“Initially, I was shocked. The impact that the incident brought about was beyond imagination. It took me two years to accept that this event had happened!” shared Alex Chow, a well-built 17-year old, as he recalled the forest fire and landslide that hit their home hard three years ago.
California was hit by the most catastrophic forest fire on record at the end of 2017. Known as the Thomas Fire, the disaster struck the small town of Santa Barbara, California, where Alex and his family live in. The forest fires devastated the local vegetation and forests, leaving the lands bare. Then in early 2018, continuous heavy downpour which lasted for less than a month eventually led to landslides. Big rocks and sediment, together with burnt trunks and branches, poured down in torrents, destroying houses, roads, buildings and infrastructure, causing numerous injuries and even taking away lives.
Unfortunately, Chow’s house was wrecked by the landslide and they lost everything. Their close neighbours and schoolmates did not even manage to escape the disaster. When the bush fires initially happened, most of the town residents were evacuated. They were only allowed to return home when the fire was under control.
Destruction and desolation not only perturbed people’s life but also caused psychological trauma. After the disaster, the Chow family rebuilt their home and gradually life was back on track. It was not an easy journey as they took around three years to heal from both physical and mental pain.
Victim of climate change, a possibility for everyone
“In California, natural disaster happens from time to time. But I could never imagine that such a disastrous one would happen to our small town.”
Alex’s sister, Victoria, 14, who had experienced the natural disaster, said, “This could happen to anyone of us. Natural disasters are becoming more common than we thought.”
Growing up in southern California, the Chow siblings have witnessed an increase in average temperature over the years with swift temperature fluctuation occurring within hours. And this, together with shortfalls in rain, has caused thousands of bush fires to happen every year, be it large or small. With the fire igniting in the wood, the air will eventually be choked by haze and outdoor activities will be restricted. Indeed, the climate for the past decade has become increasingly dry. This has caused them to suffer from nose bleeding and dry skin, especially during the autumn.
To adapt to the ever-changing climate, they have gradually modified their lifestyles. They cultivate environmentally friendly habits, such as taking a quick shower within 5 minutes each time, switching off the light whenever not in use, and turning on the dishwasher and washing machine only when they are full. Furthermore, they have grown drought-resistant plants in their yard.
Climate Change, the cause of frequent natural disasters?
“Climate change is worsening. But this landslide was the worst, and we were directly affected.”
It is only after this disaster, the locals then recognized that everyone is equal in the face of catastrophe and that everyone should start to take actions to tackle this global issue.
The annual “Earth Day” is a big thing in California. When people discuss how to spend their time during this festive occasion, some would organise talks and sharing sessions in schools and it was no different for the high school the Chow siblings are attending. And for one of her assignments, Victoria Chow wrote an article discussing about the causes of natural disasters such as forest fires. From there, she deduced that climate change is indeed a significant contributing factor.

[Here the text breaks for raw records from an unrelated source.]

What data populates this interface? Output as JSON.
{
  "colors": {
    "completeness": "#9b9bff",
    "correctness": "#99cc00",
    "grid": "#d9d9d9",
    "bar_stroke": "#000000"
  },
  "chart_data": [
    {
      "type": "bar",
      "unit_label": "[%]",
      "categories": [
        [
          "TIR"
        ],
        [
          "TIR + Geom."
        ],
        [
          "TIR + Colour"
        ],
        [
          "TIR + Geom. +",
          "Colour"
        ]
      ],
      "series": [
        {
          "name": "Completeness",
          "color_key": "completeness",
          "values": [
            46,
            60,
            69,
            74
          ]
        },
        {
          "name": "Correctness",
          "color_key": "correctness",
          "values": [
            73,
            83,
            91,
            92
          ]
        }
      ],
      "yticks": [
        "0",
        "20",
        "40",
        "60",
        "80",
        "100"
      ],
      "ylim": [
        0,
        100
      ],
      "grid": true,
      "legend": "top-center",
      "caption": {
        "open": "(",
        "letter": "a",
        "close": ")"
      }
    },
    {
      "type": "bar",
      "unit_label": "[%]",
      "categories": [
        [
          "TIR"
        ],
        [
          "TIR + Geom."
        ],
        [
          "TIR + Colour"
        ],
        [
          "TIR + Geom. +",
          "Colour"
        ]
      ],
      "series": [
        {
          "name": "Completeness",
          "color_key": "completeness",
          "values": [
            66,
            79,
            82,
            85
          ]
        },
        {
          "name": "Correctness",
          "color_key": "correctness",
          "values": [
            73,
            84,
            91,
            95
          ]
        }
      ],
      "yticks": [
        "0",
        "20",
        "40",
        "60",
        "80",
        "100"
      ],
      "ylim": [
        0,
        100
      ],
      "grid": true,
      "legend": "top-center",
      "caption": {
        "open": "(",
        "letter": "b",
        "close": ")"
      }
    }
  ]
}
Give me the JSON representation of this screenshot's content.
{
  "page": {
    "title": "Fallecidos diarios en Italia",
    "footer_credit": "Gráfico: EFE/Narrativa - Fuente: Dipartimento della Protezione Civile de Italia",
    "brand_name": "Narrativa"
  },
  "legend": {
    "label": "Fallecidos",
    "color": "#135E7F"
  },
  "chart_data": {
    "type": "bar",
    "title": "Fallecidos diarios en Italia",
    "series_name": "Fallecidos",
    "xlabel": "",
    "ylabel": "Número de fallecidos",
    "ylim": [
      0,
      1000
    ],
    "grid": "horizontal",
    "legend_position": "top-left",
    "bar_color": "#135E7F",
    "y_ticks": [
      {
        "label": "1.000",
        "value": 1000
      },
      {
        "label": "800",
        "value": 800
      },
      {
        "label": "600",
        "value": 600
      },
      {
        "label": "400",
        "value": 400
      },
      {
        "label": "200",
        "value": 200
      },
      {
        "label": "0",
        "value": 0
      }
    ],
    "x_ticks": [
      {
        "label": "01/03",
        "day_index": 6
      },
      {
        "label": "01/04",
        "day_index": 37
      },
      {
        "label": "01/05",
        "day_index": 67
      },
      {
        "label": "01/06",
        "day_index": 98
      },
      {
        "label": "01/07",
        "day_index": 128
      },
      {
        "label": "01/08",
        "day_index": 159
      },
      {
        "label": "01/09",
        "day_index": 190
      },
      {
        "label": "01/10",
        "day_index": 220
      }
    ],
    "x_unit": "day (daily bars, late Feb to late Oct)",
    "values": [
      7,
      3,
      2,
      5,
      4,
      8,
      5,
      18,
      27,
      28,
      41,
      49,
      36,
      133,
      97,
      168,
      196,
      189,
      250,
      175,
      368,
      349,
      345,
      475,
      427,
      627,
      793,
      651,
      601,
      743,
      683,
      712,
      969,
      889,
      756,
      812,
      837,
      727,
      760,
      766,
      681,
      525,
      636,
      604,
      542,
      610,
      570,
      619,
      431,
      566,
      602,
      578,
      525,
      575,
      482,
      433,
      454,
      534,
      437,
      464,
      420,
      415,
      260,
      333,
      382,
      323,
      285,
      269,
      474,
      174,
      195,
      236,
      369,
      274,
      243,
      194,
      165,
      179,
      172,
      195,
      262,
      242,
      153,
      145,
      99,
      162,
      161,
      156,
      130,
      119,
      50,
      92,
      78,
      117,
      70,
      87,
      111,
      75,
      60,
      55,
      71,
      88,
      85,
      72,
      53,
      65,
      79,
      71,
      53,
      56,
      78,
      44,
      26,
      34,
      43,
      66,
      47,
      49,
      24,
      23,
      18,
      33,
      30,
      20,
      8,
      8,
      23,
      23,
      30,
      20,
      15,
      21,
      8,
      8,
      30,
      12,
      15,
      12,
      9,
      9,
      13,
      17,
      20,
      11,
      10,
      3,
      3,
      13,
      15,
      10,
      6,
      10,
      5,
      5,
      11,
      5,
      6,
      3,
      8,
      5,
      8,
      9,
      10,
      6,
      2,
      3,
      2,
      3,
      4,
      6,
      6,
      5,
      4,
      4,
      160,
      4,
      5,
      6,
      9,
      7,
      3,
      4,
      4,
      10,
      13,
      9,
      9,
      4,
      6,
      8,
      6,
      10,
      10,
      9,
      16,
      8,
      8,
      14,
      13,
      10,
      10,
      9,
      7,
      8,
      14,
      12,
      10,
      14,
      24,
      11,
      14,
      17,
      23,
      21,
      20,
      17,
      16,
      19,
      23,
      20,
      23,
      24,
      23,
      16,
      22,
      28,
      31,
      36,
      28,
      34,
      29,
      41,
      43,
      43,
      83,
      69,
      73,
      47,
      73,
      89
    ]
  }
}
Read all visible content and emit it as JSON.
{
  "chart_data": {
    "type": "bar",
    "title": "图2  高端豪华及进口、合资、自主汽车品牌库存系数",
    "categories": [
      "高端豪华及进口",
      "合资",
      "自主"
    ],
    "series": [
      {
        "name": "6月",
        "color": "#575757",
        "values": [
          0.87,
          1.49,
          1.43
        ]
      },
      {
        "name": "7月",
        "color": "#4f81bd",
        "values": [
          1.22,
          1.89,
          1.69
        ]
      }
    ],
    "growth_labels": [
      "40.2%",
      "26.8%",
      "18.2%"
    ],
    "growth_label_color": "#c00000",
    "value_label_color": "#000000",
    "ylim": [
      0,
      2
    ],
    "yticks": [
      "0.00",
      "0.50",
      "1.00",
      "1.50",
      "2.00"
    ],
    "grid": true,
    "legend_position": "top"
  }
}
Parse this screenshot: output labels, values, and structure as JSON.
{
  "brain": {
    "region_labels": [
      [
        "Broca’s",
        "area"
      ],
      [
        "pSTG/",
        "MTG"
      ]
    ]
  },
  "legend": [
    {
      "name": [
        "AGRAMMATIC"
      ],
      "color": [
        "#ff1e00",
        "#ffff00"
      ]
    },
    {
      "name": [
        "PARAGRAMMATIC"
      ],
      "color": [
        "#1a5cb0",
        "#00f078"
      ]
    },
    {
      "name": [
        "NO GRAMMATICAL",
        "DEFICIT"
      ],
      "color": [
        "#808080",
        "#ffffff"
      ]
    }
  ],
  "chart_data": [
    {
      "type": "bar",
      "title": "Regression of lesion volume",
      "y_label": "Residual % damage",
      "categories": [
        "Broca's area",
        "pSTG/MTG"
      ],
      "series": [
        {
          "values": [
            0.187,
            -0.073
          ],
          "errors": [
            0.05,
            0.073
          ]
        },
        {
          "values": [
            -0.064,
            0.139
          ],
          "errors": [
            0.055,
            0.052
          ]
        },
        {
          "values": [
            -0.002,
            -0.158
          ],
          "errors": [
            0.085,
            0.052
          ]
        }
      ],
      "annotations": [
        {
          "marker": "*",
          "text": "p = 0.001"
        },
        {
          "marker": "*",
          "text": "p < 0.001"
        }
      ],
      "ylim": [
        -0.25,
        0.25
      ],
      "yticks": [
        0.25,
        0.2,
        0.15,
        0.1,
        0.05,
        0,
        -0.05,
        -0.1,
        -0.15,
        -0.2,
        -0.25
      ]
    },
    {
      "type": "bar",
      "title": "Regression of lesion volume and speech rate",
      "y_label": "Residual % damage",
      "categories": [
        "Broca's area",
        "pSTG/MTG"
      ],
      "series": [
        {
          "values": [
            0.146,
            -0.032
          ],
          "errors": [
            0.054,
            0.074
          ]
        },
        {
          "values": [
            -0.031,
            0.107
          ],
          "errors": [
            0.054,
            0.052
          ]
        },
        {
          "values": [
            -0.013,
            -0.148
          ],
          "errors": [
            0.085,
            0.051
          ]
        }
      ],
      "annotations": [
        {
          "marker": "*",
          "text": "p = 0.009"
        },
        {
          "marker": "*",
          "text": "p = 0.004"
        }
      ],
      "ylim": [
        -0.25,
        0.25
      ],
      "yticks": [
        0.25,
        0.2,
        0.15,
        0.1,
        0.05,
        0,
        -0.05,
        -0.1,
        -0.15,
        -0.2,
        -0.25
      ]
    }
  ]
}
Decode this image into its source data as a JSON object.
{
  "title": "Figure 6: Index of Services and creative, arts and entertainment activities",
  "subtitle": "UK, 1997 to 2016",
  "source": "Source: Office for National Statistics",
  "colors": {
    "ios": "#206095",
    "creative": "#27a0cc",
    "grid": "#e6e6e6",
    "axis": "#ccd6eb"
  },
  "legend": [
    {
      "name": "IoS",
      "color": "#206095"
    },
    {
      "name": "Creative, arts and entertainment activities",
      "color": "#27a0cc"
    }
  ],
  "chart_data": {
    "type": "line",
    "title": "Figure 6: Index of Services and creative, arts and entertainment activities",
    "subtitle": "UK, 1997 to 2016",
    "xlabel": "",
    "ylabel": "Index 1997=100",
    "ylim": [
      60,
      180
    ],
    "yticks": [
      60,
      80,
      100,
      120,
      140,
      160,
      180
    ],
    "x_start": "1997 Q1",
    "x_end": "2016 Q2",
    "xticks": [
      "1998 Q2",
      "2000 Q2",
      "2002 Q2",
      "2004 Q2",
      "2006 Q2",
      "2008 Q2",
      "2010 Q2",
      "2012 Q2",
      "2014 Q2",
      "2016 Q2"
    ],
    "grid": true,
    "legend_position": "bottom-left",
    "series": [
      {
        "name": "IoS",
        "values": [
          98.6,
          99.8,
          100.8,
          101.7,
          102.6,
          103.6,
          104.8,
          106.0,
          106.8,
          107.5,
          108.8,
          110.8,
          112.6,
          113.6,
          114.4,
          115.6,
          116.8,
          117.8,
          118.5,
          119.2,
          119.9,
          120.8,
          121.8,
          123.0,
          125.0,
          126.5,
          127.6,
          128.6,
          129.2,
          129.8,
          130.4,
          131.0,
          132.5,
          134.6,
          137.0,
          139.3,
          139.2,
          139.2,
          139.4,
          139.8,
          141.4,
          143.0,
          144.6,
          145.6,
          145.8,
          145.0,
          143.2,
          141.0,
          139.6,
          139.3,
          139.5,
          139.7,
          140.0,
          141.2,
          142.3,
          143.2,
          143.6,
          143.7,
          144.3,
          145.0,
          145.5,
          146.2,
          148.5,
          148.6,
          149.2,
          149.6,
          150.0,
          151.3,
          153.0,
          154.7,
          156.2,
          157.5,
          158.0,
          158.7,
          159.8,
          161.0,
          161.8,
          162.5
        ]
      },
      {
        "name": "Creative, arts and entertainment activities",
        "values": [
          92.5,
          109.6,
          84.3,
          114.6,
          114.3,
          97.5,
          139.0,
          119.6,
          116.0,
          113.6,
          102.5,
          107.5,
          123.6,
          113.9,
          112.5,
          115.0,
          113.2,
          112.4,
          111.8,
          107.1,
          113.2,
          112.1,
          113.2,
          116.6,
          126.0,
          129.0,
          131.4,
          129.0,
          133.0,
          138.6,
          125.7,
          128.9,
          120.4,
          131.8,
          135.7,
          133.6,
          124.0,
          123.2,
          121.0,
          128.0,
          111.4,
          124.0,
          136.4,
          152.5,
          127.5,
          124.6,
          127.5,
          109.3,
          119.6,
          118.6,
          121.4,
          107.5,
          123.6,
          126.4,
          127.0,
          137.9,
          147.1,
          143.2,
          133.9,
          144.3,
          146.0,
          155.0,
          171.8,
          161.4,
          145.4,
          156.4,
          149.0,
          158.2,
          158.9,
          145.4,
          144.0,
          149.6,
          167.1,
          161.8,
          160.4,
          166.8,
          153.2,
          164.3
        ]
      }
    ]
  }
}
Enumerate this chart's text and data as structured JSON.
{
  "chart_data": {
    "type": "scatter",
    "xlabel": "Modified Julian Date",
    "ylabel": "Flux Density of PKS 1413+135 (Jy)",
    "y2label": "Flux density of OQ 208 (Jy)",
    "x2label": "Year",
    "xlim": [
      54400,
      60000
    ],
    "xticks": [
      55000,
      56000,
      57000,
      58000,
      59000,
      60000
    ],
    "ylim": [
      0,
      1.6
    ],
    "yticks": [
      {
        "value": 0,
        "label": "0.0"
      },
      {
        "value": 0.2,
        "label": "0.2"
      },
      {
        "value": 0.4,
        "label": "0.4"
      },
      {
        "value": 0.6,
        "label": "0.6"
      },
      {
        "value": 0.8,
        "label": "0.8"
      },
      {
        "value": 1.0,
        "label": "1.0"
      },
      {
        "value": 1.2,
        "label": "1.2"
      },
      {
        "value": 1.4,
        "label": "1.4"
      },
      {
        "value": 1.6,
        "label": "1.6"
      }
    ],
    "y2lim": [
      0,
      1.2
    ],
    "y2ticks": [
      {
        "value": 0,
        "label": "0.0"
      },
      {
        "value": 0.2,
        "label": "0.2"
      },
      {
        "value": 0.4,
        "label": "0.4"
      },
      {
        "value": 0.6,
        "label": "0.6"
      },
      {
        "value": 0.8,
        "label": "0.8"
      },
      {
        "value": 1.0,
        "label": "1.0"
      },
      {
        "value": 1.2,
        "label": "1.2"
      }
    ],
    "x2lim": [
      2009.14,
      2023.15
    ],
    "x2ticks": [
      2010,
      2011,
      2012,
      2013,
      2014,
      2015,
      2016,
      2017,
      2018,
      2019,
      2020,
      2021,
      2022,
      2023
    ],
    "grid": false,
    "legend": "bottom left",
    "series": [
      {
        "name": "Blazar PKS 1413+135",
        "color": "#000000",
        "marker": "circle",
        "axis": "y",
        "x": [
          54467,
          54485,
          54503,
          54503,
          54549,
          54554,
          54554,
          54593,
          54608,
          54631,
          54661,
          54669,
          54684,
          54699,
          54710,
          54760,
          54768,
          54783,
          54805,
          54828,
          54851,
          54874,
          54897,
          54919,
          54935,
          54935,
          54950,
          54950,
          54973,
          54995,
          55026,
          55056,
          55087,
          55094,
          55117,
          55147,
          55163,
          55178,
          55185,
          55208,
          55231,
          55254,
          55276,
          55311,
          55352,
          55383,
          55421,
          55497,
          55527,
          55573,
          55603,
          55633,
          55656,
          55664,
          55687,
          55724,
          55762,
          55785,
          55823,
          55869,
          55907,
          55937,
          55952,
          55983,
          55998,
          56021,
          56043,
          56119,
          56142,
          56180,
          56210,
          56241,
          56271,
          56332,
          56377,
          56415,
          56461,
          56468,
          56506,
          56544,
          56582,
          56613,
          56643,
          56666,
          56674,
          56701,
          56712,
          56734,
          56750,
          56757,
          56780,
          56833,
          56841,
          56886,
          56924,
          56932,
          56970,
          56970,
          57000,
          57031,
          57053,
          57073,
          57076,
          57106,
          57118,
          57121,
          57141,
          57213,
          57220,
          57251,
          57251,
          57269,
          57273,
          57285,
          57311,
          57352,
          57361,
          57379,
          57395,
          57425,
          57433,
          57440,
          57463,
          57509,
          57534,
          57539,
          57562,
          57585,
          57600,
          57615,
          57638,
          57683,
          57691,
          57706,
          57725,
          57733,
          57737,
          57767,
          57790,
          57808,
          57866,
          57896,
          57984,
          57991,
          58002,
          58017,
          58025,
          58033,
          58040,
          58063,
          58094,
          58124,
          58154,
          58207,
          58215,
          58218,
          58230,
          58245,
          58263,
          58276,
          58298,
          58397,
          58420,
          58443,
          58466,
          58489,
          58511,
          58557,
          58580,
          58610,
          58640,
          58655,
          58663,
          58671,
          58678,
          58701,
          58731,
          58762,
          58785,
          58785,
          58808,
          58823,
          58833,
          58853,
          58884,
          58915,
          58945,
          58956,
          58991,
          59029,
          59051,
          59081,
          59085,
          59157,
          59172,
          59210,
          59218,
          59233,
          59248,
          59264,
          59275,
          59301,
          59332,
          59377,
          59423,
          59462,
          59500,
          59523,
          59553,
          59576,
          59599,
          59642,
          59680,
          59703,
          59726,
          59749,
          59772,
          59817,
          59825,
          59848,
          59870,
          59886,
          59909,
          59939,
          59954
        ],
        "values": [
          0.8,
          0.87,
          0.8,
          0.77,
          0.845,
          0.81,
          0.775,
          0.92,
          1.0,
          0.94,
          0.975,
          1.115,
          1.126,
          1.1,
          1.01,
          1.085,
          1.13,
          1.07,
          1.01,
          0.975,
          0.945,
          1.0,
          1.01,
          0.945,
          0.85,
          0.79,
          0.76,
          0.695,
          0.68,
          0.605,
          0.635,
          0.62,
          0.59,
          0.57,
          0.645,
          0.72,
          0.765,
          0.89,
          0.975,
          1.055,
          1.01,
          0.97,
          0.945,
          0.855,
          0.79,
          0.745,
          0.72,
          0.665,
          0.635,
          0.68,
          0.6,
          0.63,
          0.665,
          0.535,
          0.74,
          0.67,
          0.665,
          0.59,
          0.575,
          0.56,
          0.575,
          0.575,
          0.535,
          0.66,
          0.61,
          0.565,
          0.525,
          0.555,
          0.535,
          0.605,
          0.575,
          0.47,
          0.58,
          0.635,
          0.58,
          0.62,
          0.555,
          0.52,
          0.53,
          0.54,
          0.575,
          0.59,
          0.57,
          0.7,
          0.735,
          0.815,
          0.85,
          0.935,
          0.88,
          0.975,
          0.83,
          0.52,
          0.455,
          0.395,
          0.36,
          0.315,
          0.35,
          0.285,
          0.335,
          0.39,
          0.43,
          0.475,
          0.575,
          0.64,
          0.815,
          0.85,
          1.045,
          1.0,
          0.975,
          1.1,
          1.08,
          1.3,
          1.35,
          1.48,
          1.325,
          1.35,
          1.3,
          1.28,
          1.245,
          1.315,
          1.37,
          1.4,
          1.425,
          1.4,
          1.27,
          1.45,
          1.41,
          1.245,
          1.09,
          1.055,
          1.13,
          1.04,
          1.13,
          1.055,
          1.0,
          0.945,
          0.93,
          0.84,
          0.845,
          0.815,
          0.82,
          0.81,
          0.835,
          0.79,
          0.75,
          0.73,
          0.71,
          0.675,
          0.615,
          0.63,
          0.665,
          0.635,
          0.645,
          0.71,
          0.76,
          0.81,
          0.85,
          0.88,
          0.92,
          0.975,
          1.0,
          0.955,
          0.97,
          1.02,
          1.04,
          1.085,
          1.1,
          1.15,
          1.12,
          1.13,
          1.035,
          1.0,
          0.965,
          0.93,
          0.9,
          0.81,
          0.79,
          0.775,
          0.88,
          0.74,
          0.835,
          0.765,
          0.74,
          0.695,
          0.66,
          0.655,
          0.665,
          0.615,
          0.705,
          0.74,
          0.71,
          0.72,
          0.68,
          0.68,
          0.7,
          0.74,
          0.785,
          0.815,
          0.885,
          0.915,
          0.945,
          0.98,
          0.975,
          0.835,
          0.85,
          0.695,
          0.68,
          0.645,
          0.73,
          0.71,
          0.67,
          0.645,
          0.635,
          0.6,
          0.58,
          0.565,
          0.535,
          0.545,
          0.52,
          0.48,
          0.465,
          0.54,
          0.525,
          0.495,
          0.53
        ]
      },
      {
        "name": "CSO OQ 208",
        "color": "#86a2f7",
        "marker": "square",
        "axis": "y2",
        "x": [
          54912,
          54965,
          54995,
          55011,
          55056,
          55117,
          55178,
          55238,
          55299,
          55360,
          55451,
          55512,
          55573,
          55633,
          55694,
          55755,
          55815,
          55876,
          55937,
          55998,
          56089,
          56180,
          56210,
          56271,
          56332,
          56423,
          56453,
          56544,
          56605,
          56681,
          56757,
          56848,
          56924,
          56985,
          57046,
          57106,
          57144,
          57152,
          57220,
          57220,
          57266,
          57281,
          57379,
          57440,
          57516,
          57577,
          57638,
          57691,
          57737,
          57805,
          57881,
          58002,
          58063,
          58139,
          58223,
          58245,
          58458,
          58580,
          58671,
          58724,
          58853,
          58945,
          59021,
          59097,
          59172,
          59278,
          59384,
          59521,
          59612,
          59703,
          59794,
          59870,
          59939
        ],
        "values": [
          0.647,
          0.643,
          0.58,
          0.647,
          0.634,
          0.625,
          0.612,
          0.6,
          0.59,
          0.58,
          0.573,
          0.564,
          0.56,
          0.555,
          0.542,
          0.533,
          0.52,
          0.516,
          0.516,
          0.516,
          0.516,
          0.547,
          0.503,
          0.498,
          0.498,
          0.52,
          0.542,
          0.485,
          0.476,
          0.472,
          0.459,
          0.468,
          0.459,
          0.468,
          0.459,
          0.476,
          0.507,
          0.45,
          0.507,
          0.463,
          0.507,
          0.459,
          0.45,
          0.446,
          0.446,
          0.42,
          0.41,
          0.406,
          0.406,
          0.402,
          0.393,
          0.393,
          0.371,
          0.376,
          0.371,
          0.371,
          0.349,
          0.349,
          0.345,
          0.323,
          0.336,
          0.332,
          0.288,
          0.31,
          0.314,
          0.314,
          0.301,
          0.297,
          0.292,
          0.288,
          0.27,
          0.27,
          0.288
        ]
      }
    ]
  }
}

Similarly, Alex Chow believes the recurrence of natural disasters is likely to be a result of the worsening climate crisis. He raised examples that both the wildfire that ravaged Australia for one year and burnt countless animals together with Hurricane Harvey that devastated Texas and Louisiana were consequences of the climate changes. Sadly, there are still many that do not consider these to be the effects of global warming.
Like the Chow siblings initially, many people would never have expected to be caught in such an extreme situation, what more how it would affect them. Thus through their sharing, the siblings hope that everyone will remain vigilant and be well-prepared at all times.
Making Positive Impacts Starts with you
Recent studies have shown that the livestock industry consumes a large amount of the world's natural resources such as water and electricity.
The realisation that the livestock industry is the main culprit for the frequent natural disasters has made the Chow siblings believe that if everyone changes from being an omnivore to having a meatless diet, it can bring upon positive changes to the environment.
“Everyone should try to play their part to protect the environment by adopting a vegetarian diet. Although my brother and I are not full-fledged vegetarians, we first try to adopt a meatless diet and grow our vegetables at home,” Victoria Chow shared and acknowledged that there is still room for improvement as she is more well-informed and mature than people of her age.
“Changing habits is usually difficult at the beginning. However, if we persevere, we will be able to change it,” she then added on.
After having a close encounter with natural disasters, Alex reflected, “We should not be over-reliant on our material possessions as this may not last long during times of calamity.” Instead, he understood the importance of lifelong learning and the significance of kinship and friendship in life.
From the sharing of the Chow siblings, it echoes that regardless of how insignificant a youth’s effort may seem to be, as long as the youths believe that they can be responsible for the future of the environment and persist, they will be able to create a positive impact.